I was delighted to read that the regime of charging for lodging a claim with an Employment Tribunal was at last to be abolished. The imposition of such charges always felt to be oppressive, and clearly limiting the opportunity for many disadvantaged workers from seeking access to fair and natural justice. However, I do have a concern that by simply lifting the charging regime things will simply revert back to the unacceptable situation that previously existed, where the court system was almost paralysed – the time frame to address claims was excessive, adding further stress and anxiety for all parties concerned.
There is a real opportunity to take a step forward for the better, both for employers and employees, and learn from past experience.
Thankfully, employees are now better informed of both their statutory and human rights, and are increasingly more willing to invoke them in the workplace at the earliest opportunity.

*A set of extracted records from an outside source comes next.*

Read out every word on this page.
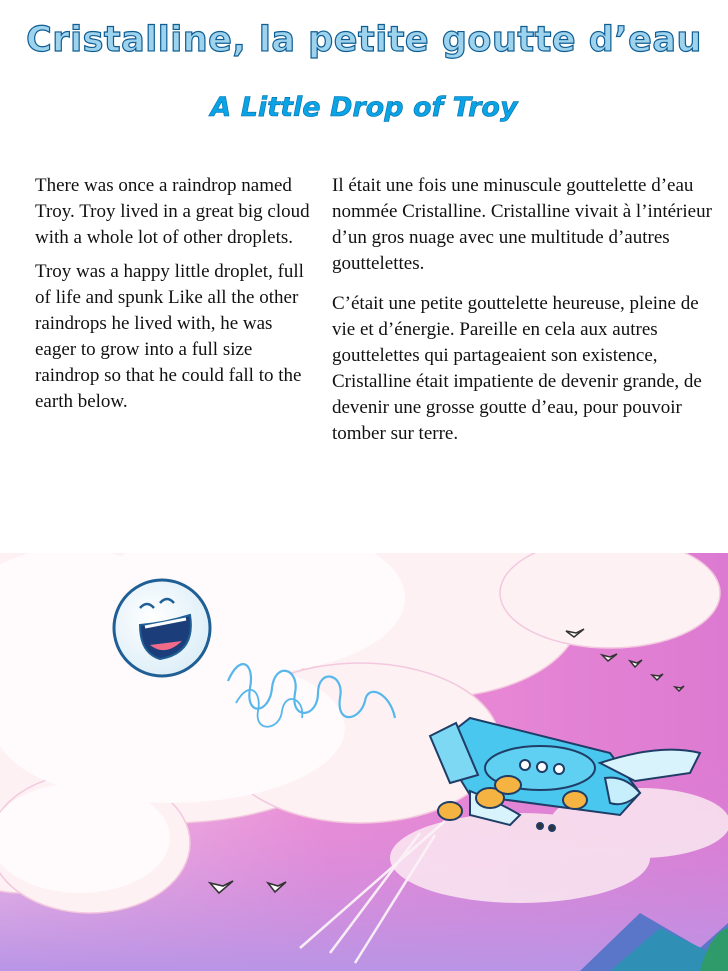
Cristalline, la petite goutte d’eau
A Little Drop of Troy

There was once a raindrop named Troy. Troy lived in a great big cloud with a whole lot of other droplets.

Troy was a happy little droplet, full of life and spunk Like all the other raindrops he lived with, he was eager to grow into a full size raindrop so that he could fall to the earth below.

Il était une fois une minuscule gouttelette d’eau nommée Cristalline. Cristalline vivait à l’intérieur d’un gros nuage avec une multitude d’autres gouttelettes.

C’était une petite gouttelette heureuse, pleine de vie et d’énergie. Pareille en cela aux autres gouttelettes qui partageaient son existence, Cristalline était impatiente de devenir grande, de devenir une grosse goutte d’eau, pour pouvoir tomber sur terre.
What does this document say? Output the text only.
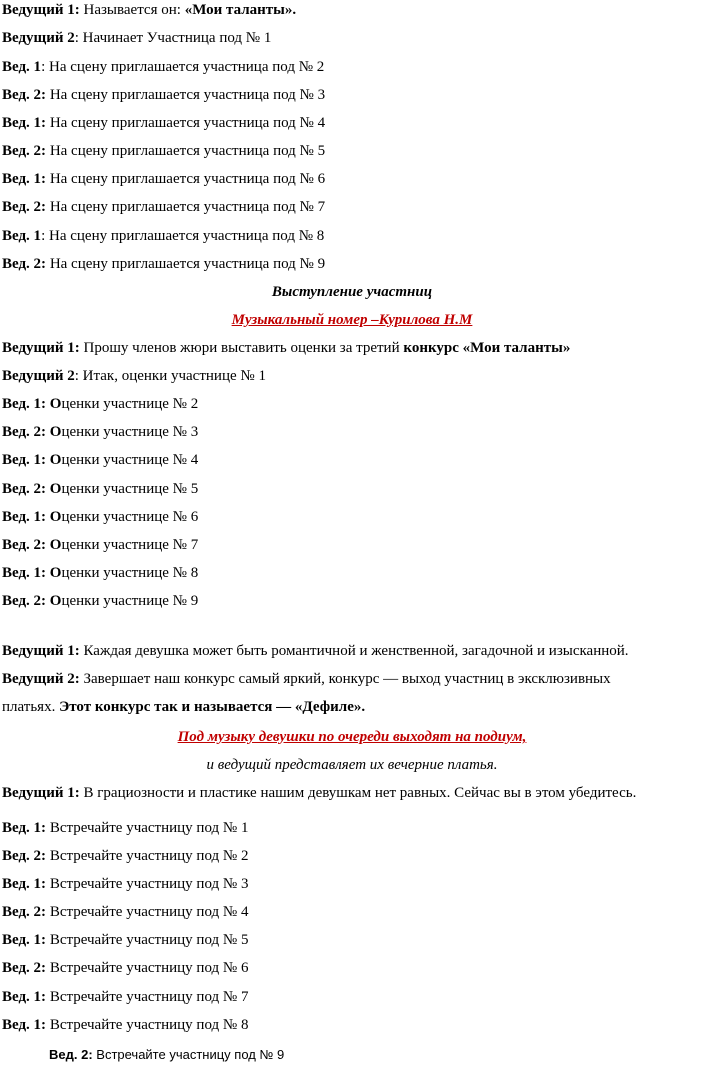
Ведущий 1: Называется он: «Мои таланты».
Ведущий 2: Начинает Участница под № 1
Вед. 1: На сцену приглашается участница под № 2
Вед. 2: На сцену приглашается участница под № 3
Вед. 1: На сцену приглашается участница под № 4
Вед. 2: На сцену приглашается участница под № 5
Вед. 1: На сцену приглашается участница под № 6
Вед. 2: На сцену приглашается участница под № 7
Вед. 1: На сцену приглашается участница под № 8
Вед. 2: На сцену приглашается участница под № 9
Выступление участниц
Музыкальный номер –Курилова Н.М
Ведущий 1: Прошу членов жюри выставить оценки за третий конкурс «Мои таланты»
Ведущий 2: Итак, оценки участнице № 1
Вед. 1: Оценки участнице № 2
Вед. 2: Оценки участнице № 3
Вед. 1: Оценки участнице № 4
Вед. 2: Оценки участнице № 5
Вед. 1: Оценки участнице № 6
Вед. 2: Оценки участнице № 7
Вед. 1: Оценки участнице № 8
Вед. 2: Оценки участнице № 9
Ведущий 1: Каждая девушка может быть романтичной и женственной, загадочной и изысканной.
Ведущий 2: Завершает наш конкурс самый яркий, конкурс — выход участниц в эксклюзивных
платьях. Этот конкурс так и называется — «Дефиле».
Под музыку девушки по очереди выходят на подиум,
и ведущий представляет их вечерние платья.
Ведущий 1: В грациозности и пластике нашим девушкам нет равных. Сейчас вы в этом убедитесь.
Вед. 1: Встречайте участницу под № 1
Вед. 2: Встречайте участницу под № 2
Вед. 1: Встречайте участницу под № 3
Вед. 2: Встречайте участницу под № 4
Вед. 1: Встречайте участницу под № 5
Вед. 2: Встречайте участницу под № 6
Вед. 1: Встречайте участницу под № 7
Вед. 1: Встречайте участницу под № 8
Вед. 2: Встречайте участницу под № 9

It is therefore more important than ever that leaders of people are confident and skilled to be able to address these challenges when they first arise. All too often they are placed on the ‘too difficult’ pile, applying the ostrich strategy – stick your head in the sand and hope things will sort themselves out, which of course they never do, they generally mushroom out of control. All too often HR professionals hide behind the policy manual and fail to inform their business leaders that there is a better, and more cost effective, as well as emotionally beneficial solution available to everyone today – mediation.
I have been an advocate of workplace mediation for many years and have successfully implemented a number of workplace mediation schemes – to me it is a ‘no-brainer’. The process can literally change lives for the better and can impact positively on the organisation or business culture. In my 30 year career in Human Resources the establishment of the workplace mediation programmes that I have created have been my most singularly positive achievement. This is to a large extent thanks to the full cooperation of the trade union colleagues who supported my vision that there must be a better way to address workplace conflict.
I trust that ACAS will be lobbying hard to bring about some major change to managing the future of workplace conflict and that business, professional associations, trade union bodies will unite in seeking a more effective solution. I am really puzzled to understand why, when an alternative approach is available, with clear evidence to demonstrate its success and effectiveness, there still appears to be so much apathy to change from a regime that is ineffective, expensive, destructive and divisive.
However, I am an optimist, and happy to take up the challenge to continue to influence when and where I can and send out the offer to any business leader who is seeking a better way of working that a more mindful way to sort out workplace differences does exist and also, has brilliant financial benefits – I hope this is not an opportunity missed.